Spearhead Traverse, British Columbia


In the early ’90s, Canadians Trevor Peterson, Eric Pehota, and some friends quietly pioneered a number of huge first descents in the Coast Range. Their famous lines dot the Spearhead Traverse—a horseshoe-shaped Silk Road that starts in Blackcomb and ends at Whistler. They skied here, among spiderweb crevasses, appalling weather, and huge relief, largely unknown because the ski industry was watching Scot Schmidt get extreme inbounds at Squaw Valley.

With Peterson’s premature death in 1996 in Chamonix, Canadian freeskiing lost its figurehead. Ultimately, however, it would inspire leagues of Canucks to come to Whistler and ski the lines that he and his friends had fathomed for the rest of us.

The Spearhead usually takes three days. One guy has done it in four hours. But to sprint the Spearhead is to ski ignorant. Why not pay respect to the Peterson-Pehota lines? We planned to do it in four days and ski every line we could. So we put our trust in guide John Furneaux—a guy who filled his pack with bacon and Scotch but left his tent at home on purpose. A guy who’d done this traverse so many times he could ski it sans map.

We began at the East Col of Blackcomb Peak, just below where Peterson’s ice ax sits bolted to the rock. After two hours and 2,000 feet of vertical ups and downs, we stood on top of Mount Pattison’s 40-degree northwest face and descended it in a whiteout. Then up Mount Trorey’s round north face for another steepish whiteout run. Then up and over the col so we could set up our tent camp in a basin. As promised, John insisted on sleeping in a snow cave to ensure all could eat bacon.

The next morning dawned clear and we skied Mount Tremor’s 55-degree west face, each turn making me regret not packing Depends. We bagged Mount Macbeth, skied the upper glacier, and slept in a basin behind Mount Fitzsimmons.

The next day we aimed for the classic of the classic Peterson-Pehota lines: the 1,771-foot, 50-degree north face of Mount Fitzsimmons, first skied in 1991. But it whited out again. So we roped up and moved along our crevassed route, blind, while Furneaux alternately advised us, “Don’t blow it here” (you fall, you die), and that the terrain was “spicy” (deadly).

We would spend our last night at the Himmelsbach hut at Russet Lake, near the base of Fissile Peak, the looming showpiece visible from Whistler’s lifts. Five more famous lines stem from the summit but we skied the tamer, 40-degree Banana Chute—the only line the whiteout would allow. Innumerable face shots later, we returned to the hut to raise a Scotch to the Rossignol Bandit mounted below the loft. It belonged to Bret Carlson, a Whistler freeskier who also died young. He was a big-mountain prodigy as short on attitude and long on skills as Peterson was. Unlike him, Carlson achieved fame—but only in death.

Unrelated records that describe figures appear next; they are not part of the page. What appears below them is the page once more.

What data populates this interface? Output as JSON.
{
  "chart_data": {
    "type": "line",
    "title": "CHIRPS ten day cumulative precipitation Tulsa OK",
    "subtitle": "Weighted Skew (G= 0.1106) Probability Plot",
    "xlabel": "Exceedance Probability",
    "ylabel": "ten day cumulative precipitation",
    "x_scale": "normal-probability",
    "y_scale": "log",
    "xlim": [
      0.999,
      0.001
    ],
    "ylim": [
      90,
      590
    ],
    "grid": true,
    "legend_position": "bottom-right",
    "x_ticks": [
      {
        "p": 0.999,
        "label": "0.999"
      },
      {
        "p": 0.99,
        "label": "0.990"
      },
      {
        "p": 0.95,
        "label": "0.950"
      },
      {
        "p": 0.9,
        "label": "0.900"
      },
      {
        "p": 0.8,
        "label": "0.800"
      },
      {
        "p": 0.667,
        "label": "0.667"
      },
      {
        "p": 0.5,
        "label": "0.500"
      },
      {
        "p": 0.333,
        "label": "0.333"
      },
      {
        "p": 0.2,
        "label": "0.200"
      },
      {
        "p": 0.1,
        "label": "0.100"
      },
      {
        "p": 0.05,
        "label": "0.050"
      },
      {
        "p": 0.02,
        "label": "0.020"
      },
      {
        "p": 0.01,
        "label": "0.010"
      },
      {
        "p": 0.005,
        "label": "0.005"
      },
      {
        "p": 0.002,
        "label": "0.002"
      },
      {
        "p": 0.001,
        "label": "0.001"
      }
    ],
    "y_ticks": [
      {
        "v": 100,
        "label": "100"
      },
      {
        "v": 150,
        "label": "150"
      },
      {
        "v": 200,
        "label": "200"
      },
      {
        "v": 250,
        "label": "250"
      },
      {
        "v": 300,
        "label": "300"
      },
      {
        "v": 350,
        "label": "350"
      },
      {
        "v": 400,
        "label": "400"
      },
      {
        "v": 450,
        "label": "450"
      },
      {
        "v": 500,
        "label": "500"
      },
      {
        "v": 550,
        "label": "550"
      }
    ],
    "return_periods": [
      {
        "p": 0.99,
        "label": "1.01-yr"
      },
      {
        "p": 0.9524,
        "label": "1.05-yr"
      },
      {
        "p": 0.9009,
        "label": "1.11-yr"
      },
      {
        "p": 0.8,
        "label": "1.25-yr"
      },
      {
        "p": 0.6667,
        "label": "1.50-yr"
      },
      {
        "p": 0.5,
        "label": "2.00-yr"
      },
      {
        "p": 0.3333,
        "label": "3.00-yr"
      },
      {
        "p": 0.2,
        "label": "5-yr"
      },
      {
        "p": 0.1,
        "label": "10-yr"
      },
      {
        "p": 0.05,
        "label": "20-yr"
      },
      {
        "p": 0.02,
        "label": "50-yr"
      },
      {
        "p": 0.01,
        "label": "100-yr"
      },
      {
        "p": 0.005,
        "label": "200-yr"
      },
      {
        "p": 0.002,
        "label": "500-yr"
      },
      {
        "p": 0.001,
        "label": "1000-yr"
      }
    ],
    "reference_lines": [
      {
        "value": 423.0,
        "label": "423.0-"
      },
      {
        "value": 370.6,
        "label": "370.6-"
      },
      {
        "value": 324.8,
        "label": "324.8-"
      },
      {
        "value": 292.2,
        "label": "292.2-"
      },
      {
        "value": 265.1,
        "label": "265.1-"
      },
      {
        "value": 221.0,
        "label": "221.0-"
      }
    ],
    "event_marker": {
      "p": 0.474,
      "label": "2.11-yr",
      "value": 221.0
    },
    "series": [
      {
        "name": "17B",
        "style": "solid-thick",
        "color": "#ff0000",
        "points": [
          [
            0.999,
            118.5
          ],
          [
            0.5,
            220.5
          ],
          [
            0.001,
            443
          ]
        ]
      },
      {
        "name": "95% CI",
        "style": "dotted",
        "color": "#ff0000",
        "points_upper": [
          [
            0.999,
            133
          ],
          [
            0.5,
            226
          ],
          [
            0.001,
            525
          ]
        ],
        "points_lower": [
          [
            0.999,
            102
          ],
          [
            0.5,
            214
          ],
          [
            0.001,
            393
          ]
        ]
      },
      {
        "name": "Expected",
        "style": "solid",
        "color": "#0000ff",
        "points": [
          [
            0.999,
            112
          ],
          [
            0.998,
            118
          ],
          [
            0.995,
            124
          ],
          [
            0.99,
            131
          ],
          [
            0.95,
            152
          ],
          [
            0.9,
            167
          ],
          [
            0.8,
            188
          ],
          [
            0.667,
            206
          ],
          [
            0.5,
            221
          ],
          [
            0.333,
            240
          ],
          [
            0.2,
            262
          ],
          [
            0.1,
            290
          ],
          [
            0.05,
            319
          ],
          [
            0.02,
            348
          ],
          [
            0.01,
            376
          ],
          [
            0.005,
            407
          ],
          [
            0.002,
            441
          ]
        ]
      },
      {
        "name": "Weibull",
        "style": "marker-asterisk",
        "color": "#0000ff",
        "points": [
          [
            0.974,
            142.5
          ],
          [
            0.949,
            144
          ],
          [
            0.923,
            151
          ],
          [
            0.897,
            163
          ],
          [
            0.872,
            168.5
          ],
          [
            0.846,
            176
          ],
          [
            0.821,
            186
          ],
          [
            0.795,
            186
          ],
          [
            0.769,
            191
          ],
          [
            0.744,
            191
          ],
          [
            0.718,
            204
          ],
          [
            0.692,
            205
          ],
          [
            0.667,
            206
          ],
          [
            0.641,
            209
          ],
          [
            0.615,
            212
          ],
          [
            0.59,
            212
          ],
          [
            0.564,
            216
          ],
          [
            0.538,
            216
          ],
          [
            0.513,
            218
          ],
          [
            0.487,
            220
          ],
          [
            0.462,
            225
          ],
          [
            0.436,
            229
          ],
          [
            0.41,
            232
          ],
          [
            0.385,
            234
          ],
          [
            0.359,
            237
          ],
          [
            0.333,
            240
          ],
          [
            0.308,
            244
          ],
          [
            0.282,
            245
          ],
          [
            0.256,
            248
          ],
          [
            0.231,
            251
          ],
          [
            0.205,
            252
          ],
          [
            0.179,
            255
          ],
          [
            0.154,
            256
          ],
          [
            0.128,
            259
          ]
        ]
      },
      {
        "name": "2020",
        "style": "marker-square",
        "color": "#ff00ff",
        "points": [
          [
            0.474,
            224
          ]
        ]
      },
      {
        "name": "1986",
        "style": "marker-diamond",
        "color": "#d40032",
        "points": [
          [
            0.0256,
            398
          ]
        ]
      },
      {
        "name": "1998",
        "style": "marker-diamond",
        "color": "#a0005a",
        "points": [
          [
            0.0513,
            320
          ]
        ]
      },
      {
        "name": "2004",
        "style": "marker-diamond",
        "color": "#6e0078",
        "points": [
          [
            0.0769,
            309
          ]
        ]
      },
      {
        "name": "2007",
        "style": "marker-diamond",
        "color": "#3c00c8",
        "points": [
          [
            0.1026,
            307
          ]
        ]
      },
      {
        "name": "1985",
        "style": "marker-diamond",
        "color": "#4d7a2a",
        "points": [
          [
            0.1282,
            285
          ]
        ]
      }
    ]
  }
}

Guides: All of the Canada West Mountain School’s guides are ACMG certified and know the route well.
Season: All winter long, and often as late as July, but April and May are best.
Terrain: You name it. As mellow as 25 degrees or as steep as 55 degrees; as short as 500 feet or as long as several thousand.
Weather: The Coast Range is famous for its hard-to-predict weather, due to its proximity to the ocean. But the maritime climate is what makes those steep descents possible.
Book It: It’s $500 for the four-day trip. The Canada West Mountain School runs three Spearhead tours each winter, in March, April, and May.